The team representing Israel
in an international cooking championship could not be more diverse: A Jew, a Muslim, a Christian and an Armenian make up the Israeli squad that competed in this year's Expogast Culinary World Cup in Luxemburg.
Armenian Sarkis Yacoubian, Jewish Charlie Fadida, Muslim Imad Shourbagi and Christian Johnny Goric – these four chefs were selected so as not to neglect any sector, and to send audiences a message of coexistence.
They arrived in Luxemburg last week motivated to show chefs from all corners of the world what can be done with a quail and some olive branches. They returned with three gold medals and their share of battle stories.
On November 23, after four years of preparation and several sleepless nights, the chefs could finally allow themselves to breath easy. With the medals in their hands, they took the time to thank the man who so greatly contributed to their victories: Antonio, a cook in a Luxemburg restaurant.

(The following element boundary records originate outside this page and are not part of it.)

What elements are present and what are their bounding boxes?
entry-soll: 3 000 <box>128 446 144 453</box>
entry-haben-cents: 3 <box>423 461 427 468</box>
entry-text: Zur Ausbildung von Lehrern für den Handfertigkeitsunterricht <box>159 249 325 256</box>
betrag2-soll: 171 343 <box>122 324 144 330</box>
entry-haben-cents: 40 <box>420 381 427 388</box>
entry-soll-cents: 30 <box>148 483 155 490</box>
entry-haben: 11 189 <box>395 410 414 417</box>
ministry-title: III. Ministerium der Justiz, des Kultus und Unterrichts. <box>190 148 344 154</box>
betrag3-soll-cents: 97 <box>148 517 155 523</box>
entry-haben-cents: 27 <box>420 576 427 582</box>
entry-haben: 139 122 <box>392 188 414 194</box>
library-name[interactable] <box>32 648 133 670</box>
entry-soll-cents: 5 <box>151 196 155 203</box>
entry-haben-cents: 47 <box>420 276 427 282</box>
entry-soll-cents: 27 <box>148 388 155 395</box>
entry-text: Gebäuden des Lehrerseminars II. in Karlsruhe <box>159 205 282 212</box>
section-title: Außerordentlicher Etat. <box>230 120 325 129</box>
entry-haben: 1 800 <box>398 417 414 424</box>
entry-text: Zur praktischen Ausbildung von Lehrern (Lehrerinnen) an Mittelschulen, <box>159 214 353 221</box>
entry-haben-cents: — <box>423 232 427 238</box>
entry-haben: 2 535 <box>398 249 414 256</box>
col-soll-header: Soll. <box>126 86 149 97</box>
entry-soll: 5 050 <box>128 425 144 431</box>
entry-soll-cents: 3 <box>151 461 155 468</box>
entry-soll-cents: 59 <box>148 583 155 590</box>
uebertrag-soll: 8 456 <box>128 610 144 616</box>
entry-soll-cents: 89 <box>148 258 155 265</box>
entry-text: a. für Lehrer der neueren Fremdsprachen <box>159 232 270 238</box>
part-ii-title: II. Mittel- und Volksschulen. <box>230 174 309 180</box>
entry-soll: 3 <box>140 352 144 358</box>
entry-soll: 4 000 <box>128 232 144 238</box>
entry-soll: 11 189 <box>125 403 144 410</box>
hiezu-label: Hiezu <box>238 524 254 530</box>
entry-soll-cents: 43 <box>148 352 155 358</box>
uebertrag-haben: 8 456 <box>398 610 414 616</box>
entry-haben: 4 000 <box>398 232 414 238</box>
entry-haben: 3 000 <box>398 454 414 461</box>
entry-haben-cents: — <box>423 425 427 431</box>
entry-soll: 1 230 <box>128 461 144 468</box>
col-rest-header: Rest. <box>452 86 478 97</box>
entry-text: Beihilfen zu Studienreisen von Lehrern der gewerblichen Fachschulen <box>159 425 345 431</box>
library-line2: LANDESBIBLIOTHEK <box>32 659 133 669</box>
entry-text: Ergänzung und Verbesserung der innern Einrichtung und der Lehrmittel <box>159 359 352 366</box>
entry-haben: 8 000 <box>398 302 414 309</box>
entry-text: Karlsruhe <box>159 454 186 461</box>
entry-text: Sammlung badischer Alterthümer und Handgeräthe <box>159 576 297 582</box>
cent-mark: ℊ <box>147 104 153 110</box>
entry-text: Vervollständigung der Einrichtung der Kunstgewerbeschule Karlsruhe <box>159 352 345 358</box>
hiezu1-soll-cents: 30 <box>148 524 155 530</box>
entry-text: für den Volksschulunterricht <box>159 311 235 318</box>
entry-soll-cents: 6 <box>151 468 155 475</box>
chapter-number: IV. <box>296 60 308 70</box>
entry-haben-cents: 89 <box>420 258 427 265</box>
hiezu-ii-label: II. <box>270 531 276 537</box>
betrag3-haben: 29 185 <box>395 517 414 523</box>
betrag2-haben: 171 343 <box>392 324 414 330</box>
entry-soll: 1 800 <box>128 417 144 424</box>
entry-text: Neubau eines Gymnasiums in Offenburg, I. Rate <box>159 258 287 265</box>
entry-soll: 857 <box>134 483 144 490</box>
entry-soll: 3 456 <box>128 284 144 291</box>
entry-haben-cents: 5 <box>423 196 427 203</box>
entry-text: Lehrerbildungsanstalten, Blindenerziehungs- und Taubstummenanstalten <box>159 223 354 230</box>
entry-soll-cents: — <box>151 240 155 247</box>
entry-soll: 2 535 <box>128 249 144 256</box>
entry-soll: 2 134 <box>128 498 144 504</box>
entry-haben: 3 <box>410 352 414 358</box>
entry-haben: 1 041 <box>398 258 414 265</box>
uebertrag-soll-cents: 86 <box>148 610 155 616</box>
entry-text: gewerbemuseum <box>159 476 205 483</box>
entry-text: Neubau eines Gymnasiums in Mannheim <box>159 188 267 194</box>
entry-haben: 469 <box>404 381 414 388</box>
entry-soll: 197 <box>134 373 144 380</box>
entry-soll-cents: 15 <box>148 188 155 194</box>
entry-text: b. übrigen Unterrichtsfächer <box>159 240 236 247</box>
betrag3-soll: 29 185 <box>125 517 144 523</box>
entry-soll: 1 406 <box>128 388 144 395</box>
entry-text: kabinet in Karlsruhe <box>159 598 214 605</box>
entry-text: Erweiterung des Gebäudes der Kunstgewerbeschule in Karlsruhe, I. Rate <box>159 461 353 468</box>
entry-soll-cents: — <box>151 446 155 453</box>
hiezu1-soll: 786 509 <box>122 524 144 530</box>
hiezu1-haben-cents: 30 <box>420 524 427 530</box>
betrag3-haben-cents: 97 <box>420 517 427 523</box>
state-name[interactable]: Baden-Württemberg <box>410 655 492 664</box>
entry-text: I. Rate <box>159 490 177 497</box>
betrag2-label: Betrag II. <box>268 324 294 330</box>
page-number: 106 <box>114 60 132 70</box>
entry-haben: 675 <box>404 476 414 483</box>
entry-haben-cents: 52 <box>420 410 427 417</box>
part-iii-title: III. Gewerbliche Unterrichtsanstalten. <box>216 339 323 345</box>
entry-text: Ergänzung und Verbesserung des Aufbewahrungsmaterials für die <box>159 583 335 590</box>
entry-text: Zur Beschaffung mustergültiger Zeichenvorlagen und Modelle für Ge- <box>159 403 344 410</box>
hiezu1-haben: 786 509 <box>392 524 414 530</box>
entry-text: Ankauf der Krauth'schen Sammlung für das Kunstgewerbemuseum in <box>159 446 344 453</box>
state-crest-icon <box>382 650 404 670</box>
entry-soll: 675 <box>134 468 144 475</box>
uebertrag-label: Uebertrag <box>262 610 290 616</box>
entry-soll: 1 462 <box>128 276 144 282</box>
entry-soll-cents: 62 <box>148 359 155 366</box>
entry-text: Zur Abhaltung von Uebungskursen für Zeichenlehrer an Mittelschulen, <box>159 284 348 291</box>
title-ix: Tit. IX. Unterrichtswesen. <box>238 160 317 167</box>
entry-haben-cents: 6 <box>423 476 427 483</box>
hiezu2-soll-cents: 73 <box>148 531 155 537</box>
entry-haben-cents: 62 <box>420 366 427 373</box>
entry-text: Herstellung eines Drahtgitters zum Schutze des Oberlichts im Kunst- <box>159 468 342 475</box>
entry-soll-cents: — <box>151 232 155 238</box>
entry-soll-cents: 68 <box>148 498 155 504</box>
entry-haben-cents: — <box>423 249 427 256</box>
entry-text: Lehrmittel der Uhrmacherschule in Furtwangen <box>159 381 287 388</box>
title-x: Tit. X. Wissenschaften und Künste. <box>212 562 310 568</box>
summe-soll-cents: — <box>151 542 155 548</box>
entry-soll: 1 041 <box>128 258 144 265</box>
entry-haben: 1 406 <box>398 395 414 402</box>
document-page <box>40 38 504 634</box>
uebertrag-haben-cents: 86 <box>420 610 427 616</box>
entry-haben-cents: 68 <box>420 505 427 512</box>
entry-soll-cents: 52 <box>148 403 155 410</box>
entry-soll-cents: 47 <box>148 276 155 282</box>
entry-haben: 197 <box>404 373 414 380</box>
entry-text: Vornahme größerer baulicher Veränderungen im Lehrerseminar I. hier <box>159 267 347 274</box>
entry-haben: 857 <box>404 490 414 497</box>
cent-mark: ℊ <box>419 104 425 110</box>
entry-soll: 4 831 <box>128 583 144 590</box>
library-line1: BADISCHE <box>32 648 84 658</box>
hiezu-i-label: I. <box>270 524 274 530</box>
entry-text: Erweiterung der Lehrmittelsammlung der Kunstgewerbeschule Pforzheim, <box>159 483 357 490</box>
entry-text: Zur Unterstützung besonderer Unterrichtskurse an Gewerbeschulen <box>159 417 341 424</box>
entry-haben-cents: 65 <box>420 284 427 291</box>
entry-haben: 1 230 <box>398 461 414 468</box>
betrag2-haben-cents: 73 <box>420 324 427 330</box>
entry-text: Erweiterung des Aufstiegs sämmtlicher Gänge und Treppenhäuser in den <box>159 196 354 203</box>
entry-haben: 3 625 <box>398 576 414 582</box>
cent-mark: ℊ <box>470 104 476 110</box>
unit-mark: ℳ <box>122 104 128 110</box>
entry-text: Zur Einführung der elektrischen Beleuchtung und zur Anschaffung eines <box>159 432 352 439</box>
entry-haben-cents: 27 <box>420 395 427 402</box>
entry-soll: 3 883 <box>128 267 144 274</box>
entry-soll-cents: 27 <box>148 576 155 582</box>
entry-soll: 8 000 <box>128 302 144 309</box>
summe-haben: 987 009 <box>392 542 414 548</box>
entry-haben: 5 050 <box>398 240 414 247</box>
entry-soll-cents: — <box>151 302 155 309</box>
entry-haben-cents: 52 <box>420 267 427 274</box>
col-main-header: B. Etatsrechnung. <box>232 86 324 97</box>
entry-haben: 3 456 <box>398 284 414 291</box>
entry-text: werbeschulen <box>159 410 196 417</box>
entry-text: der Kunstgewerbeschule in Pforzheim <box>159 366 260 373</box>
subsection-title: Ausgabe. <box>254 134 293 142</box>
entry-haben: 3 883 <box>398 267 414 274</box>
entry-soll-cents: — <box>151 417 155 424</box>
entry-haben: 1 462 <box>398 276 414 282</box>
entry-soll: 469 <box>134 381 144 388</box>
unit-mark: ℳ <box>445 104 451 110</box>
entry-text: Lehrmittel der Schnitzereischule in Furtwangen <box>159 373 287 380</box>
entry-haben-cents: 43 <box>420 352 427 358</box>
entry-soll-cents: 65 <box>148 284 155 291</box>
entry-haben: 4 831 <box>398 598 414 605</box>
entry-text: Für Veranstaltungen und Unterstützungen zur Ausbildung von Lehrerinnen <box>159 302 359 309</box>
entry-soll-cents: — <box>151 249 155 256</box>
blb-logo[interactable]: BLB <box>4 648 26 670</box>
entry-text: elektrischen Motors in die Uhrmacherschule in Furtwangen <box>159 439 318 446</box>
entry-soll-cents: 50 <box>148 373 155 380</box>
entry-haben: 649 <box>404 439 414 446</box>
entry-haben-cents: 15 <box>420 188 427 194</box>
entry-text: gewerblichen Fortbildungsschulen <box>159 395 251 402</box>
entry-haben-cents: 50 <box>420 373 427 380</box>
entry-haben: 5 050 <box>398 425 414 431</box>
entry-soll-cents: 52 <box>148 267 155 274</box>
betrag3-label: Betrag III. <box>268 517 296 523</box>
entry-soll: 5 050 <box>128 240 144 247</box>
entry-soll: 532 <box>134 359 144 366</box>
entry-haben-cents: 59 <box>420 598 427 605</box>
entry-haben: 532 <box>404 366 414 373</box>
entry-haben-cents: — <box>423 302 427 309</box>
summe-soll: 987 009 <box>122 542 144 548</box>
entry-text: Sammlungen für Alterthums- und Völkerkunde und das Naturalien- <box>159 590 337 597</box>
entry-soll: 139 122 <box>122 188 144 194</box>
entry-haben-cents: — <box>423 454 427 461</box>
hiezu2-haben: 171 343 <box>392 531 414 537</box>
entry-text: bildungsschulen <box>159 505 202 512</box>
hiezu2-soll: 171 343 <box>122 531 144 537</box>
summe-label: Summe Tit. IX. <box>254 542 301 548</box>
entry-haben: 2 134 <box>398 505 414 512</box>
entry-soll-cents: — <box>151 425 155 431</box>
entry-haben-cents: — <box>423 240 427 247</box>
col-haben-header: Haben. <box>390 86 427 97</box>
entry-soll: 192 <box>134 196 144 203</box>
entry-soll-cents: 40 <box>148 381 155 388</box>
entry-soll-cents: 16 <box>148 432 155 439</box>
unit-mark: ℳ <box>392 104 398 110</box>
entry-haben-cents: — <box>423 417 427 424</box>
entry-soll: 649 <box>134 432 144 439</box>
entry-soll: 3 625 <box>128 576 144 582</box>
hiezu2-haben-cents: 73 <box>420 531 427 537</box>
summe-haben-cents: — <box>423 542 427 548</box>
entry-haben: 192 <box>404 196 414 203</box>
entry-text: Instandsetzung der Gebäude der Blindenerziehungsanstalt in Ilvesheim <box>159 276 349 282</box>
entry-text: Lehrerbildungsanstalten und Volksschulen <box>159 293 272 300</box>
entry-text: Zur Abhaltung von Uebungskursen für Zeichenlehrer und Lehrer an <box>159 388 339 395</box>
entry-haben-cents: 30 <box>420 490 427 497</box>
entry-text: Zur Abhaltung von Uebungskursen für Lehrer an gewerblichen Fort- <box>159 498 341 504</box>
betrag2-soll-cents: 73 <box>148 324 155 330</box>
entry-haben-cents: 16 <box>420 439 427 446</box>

Only a few days earlier they did not know Antonio, but he became their savior during the games. Upon arriving to Luxemburg, they found out that the kitchen promised to them for preparations simply did not exist. "I told myself that nothing will come out of it," Fadida said. "We wanted to pull out of the race."
After wandering around the city searching for a solution, they found Antonio, who was kind enough to allow them make use of the restaurant where he works. They cooked in the kitchen and utilized the basement, as well as the laundry facility of the hotel where the restaurant was located – laundry facility being fancy name for a moldy cluttered room with loose cables hanging from the ceiling, littered with cigarette butts.
"We began looking for pots here, and we found things that haven't been used in years," Fadida said, referring to the so-called laundromat. "You can succeed even in tough conditions."
Assisted by four honor students from the east Jerusalem culinary institute Notre Dame, they cooked to the sound of the washing machines. With the combination of religions and ethnicities, it was not surprising that the Italian Antonio proudly spoke of how nice his new friends were and how glad he was to see them return with medals.
In gratitude, the contestants made the restaurant workers an ethnic meal influenced by their diverse origins, and Johnny Goric gave Antonio a wooden cross – a memento from the holy land.
Goric, who cooks at the InterContinental Hotel in Jericho and is the chef for the Norwegian ambassador to the Palestinian Authority, has made meals for King Abdullah II of Jordan
and former French President Jacques Chirac. In 1994, he cooked for then-Foreign Minister Shimon Peres,
then-Prime Minister Yitzhak Rabin
and then-Palestinian leader Yasser Arafat.
He dreams of opening a restaurant in Israel, while not discarding the possibility of immigrating to Sweden, because he has had enough of politics – a subject the chefs purposefully avoid in the kitchen. "Clearly each one of us has his own feelings," he said. "As chefs working together, we don't pay attention to it."
Calm rules these chefs' kitchen; no one pelts frying pans or rubs salt in anyone's wounds. Chef Imad Shourbagi is used to the company of his teammate Fadida, since they work together at the Sheraton Hotel in Tel Aviv. "Charlie and I are like brothers," he says, but admits that he doesn't understand the Israeli leaders, and their difficulty of arriving at an agreement.
"If we are getting along, what is the problem of the ones in leadership?" he asks. "Unfortunately, it's a small minority that makes the decisions. We can't let it take over our lives. To each his own beliefs, that what I teach my children."
Sarkis Yacoubian was the one to initiate the collaboration, which is dubbed "Taste of Peace." He was born in Beirut, and after visiting his grandmother in Jerusalem in 1967, his family was forced to stay when the Six Day War broke out. "The borders were closed and we couldn't leave," he said. "So we stayed and started over. I'm not sorry about it."
Yacoubian said he empathize with the Jewish people, since the Armenian people suffered multiple hardships as well. "For 25 years I have grown among Arabs, and 25 years among Jews. I have friends on both sides. It's not an issue of religion and nationality, it's an issue of being a human being," he said.
Twenty-year-old Moussa was one of the four sous-chefs picked from the Notre Dame school to accompany the team to Luxemburg. Born in Jerusalem's Christian Quarter, he currently lives in the Qalandiya refugee camp.
"We don't have any problems in our kitchen," he said while meticulously ridding a roasted eggplant of its innards. "We cook like brothers, everything together. The chefs are great people, they speak gently and patiently."
The diverse team inevitably drew much interest during the competition, and caught the attention of the World Chefs Association Societies President Gissur Gudmundsson, who came to their corner for some wine and chocolate. The collaboration is a model for chefs all over the world, Gudmundsson said while writing down tips the chefs gave him.
According to Gudmundsson , everything begins and ends in the kitchen; chefs cook for many powerful people, and have the power to kill more people than a bomb. On the other hand, he noted, everyone must eat, so when there's food, there's peace.